I looked up. A mobile suspended above her bed, dangling five-pointed stars and a crescent moon like something you would hang over a crib. Either somebody thought it made a difference to her, or it was there to comfort everyone else. A birthday card, plastic flowers, the bend of her wrists. I touched one of the stars and the whole thing started moving.
The TV was on, a talk show. The voice with the curtain around it rose and fell.
I heard the elevator. I looked out the door but I couldn’t see anything. I looked at the birthday card. She was younger than me but she was on a different clock. She looked smaller—not just like she’d lost weight but like she was diminishing in some other way. Dwindling to a kind of essence.
The voice behind the curtain sang.
IT has a shoulder. It has a root. It has a bow and a blade. A throat.
There are three dimensions: the depths, the spacing, the profile. Hold one and aim it at yourself so you are looking dead at the tip. This is its profile.
I learned this on the first day. Yusuf taught me this.
The machine is a motor with a blade. The blade is a small wheel. The carriage moves up and down, side to side. Two clamps are attached to the carriage, so that to move one is to move the other the same way. Do you see it?
The shop was open half a day on Saturdays. Ibrahim asked if I would come in. I didn’t have to, so I said I would.
Put the blank in one clamp, the original in the other. To move the carriage is to start the cutter. To push the original against the point of the guide, drag it across the bittings, is to move the blank against the blade exactly the same way. You’ve stood there on the other side of the counter, but you haven’t seen it.
You know how it sounds.
Yusuf would do it in two quick motions, left to right, right to left, barely looking, or just looking at me. As nearly as I could tell they were perfect copies.
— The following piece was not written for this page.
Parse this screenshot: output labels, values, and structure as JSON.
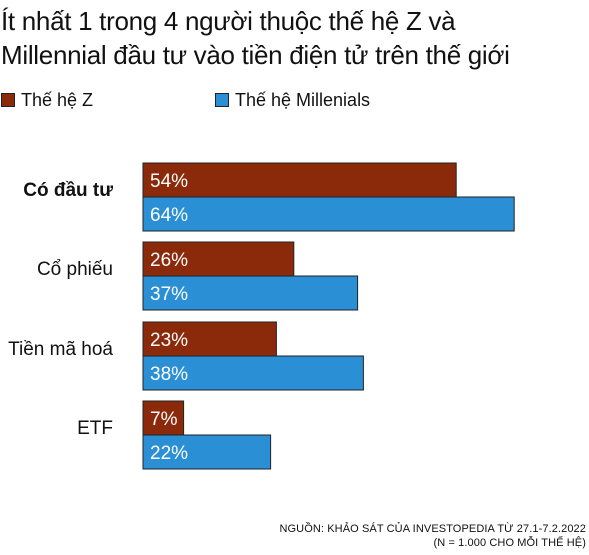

“One hundred procent,” he said.
Put each one on a ring of its own.
“How you want to be pay?” Ibrahim asked me. “Every one week or every two?”
I would need my first check by the end of the week to cover the rent. It would be just enough.
People brought in keys and they brought in locks and bought new ones and came for the ones they’d left to be serviced. Sometimes what they came for had been there for weeks and still wasn’t ready. Or wasn’t there. This is how you knew they needed somebody.
A white-haired woman brought in a suitcase as old as she was. She didn’t have the key. She didn’t say if it was hers or if she’d found it, but she wanted to see if it was going to change her life. How much to open it while she waited?
“Half of what’s inside,” Ibrahim told her.
“Ain’t no days like that,” she said.
One ninety-nine for a car key. Two ninety-nine if it was double-sided. Two forty-nine for a color key or one with a rubber bow. Always ask if they want their name on the receipt. Sometimes I heard two different prices for the same thing and this is how you knew.
The board had numbers on top, letters on the side, but you could still get lost. Ibrahim wanted it all fed into the computer so the computer could tell you where to look. He sat behind the counter with the suitcase on his lap, using two slender tools. Held the tip of one steady in the lock. The other he maneuvered delicately, relaxed and patient so you couldn’t see the hurry he was always in.